## Intermediate Algebra (12th Edition)

$(t-s) \left( 2+4t-4s-t^2+2st-s^2 \right)$
$\bf{\text{Solution Outline:}}$ Get the $GCF$ of the given expression, $2(t-s)+4(t-s)^2-(t-s)^3 .$ Divide the given expression and the $GCF.$ Express the answer as the product of the $GCF$ and the resulting quotient. $\bf{\text{Solution Details:}}$ The $GCF$ of the constants of the terms $\{ 2,4,-1 \}$ is $1 .$ The $GCF$ of the common variable/s is the variable/s with the lowest exponent.
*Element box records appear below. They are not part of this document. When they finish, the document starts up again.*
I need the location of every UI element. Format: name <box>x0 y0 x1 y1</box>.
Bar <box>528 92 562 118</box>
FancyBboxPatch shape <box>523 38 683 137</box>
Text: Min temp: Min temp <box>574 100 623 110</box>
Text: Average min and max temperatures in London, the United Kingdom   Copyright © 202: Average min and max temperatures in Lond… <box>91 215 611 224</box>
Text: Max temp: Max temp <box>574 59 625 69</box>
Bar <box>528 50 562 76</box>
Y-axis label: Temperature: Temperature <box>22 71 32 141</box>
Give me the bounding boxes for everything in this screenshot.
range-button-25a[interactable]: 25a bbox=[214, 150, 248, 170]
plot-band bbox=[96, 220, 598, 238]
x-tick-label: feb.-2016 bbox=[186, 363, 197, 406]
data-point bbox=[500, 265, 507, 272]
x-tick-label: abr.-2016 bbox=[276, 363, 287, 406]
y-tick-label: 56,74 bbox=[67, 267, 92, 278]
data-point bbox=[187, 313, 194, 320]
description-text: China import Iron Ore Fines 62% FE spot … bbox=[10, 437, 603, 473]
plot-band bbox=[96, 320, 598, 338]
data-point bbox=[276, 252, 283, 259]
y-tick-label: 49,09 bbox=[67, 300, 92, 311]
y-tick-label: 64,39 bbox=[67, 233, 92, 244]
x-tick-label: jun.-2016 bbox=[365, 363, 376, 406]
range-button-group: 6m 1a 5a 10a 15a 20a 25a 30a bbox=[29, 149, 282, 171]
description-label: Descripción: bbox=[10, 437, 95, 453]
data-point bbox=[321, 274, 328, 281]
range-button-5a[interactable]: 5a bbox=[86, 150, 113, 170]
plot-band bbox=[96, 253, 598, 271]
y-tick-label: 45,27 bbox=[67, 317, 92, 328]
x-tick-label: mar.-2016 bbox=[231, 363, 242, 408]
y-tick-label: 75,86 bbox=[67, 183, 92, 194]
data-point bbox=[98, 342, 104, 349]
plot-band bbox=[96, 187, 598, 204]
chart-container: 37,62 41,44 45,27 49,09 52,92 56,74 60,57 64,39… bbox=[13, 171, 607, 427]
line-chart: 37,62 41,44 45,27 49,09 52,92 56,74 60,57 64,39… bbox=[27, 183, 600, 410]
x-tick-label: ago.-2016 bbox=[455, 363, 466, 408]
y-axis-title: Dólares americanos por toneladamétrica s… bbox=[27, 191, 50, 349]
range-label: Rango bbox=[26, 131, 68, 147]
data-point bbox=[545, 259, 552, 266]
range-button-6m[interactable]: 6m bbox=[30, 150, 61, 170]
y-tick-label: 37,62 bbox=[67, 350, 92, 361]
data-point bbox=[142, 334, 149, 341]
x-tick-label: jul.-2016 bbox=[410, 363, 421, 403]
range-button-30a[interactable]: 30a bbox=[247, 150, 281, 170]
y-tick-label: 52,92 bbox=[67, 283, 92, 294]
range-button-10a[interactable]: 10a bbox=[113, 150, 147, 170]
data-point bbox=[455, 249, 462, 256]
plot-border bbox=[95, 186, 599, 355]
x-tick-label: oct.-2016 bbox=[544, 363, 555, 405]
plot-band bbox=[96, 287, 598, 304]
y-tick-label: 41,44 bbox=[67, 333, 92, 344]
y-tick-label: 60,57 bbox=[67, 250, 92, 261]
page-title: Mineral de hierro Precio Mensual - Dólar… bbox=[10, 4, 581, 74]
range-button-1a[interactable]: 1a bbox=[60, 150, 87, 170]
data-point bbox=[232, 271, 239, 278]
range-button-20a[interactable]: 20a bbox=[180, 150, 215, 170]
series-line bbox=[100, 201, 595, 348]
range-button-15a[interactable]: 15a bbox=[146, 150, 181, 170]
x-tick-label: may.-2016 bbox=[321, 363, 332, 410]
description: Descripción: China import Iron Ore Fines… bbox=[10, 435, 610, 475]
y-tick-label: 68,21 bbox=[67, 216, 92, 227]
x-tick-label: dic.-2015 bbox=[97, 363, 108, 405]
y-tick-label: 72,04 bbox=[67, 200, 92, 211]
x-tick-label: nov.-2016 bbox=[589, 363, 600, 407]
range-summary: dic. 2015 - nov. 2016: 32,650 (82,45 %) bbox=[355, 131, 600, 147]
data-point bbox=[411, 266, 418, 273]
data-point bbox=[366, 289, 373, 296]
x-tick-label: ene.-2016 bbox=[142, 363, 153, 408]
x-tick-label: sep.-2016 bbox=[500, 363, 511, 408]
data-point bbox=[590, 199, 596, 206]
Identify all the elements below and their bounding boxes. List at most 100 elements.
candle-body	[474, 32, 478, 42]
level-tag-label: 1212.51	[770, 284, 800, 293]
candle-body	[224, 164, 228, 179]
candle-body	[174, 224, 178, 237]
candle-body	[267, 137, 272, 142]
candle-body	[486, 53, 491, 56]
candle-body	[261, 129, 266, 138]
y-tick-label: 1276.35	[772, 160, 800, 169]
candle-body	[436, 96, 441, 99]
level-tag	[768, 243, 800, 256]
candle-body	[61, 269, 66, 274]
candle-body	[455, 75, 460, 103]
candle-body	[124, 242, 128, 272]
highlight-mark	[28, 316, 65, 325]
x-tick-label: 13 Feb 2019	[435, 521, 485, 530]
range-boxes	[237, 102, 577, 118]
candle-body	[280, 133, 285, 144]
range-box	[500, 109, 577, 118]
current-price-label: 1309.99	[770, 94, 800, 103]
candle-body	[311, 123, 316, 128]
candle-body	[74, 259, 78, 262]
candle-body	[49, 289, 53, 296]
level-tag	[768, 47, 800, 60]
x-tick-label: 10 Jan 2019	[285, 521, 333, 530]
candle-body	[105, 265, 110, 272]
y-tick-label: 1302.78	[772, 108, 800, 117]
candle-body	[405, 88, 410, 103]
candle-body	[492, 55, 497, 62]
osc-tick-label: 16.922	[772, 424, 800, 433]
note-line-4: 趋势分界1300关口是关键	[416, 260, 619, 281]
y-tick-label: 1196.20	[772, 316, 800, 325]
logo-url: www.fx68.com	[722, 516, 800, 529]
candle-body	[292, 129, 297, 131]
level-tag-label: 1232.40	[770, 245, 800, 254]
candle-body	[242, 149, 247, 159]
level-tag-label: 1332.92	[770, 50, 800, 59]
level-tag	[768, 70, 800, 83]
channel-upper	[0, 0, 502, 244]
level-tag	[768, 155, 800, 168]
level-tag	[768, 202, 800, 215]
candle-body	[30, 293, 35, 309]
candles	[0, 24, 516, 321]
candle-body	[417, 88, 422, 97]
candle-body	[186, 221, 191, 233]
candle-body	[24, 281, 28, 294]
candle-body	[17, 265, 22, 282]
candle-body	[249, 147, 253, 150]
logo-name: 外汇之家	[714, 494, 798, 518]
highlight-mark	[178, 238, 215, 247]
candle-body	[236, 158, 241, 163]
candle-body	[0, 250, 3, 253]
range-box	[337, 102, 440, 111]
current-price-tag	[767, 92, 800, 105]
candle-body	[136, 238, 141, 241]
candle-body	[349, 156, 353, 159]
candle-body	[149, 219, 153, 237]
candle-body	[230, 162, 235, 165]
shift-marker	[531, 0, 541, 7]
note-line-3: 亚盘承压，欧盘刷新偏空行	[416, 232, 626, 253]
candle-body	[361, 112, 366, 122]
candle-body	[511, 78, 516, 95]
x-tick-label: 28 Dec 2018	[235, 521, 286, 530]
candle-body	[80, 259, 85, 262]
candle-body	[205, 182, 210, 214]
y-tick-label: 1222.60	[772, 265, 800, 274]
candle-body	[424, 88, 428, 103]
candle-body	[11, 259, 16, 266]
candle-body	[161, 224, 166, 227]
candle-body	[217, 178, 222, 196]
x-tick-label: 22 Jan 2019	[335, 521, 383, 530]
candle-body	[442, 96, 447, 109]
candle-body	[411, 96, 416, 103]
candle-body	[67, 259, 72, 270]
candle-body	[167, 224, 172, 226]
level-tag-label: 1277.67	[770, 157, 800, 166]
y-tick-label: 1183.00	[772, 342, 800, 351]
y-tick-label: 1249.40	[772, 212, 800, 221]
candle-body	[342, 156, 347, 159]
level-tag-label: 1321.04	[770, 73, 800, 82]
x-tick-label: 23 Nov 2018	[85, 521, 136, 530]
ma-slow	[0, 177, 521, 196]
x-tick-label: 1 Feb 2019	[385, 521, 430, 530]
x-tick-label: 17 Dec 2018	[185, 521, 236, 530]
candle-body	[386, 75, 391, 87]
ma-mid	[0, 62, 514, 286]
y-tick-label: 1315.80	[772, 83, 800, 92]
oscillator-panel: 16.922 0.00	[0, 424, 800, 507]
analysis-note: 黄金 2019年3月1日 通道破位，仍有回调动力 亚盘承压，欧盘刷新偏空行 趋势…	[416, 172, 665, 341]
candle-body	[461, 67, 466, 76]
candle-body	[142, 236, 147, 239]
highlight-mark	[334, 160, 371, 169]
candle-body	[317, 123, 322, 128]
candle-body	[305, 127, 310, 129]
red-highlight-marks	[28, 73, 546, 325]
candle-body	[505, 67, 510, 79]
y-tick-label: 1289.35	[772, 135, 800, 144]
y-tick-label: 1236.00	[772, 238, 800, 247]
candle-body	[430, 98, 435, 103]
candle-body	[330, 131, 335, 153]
Hence, the $GCF$ of the common variables $\{ (t-s),(t-s)^2,(t-s)^3 \}$ is $(t-s) .$ Hence, the entire expression has $GCF= (t-s) .$ Factoring the $GCF= (t-s) ,$ the given expression is equivalent to \begin{array}{l}\require{cancel} (t-s) \left( \dfrac{2(t-s)}{(t-s)}+\dfrac{4(t-s)^2}{(t-s)}-\dfrac{(t-s)^3}{(t-s)} \right) .\end{array} Using the Quotient Rule of the laws of exponents which states that $\dfrac{x^m}{x^n}=x^{m-n},$ the expression above simplifies to \begin{array}{l}\require{cancel} (t-s) \left( 2(t-s)^{1-1}+4(t-s)^{2-1}-(t-s)^{3-1} \right) \\\\= (t-s) \left( 2(t-s)^{0}+4(t-s)^{1}-(t-s)^{2} \right) \\\\= (t-s) \left( 2(1)+4(t-s)-(t-s)^{2} \right) \\\\= (t-s) \left( 2+4(t-s)-(t-s)^{2} \right) .\end{array} Using $(a+b)^2=a^2+2ab+b^2$ or the square of a binomial, the product of the expression above is \begin{array}{l}\require{cancel} (t-s) \left( 2+4(t-s)-(t^2-2st+s^2) \right) .\end{array} Using $a(b+c)=ab+ac$ or the Distributive Property and then combining like terms, the expression above is equivalent to \begin{array}{l}\require{cancel} (t-s) \left( 2+4t-4s-t^2+2st-s^2 \right) \\\\= (t-s) \left( 2+4t-4s-t^2+2st-s^2 \right) .\end{array}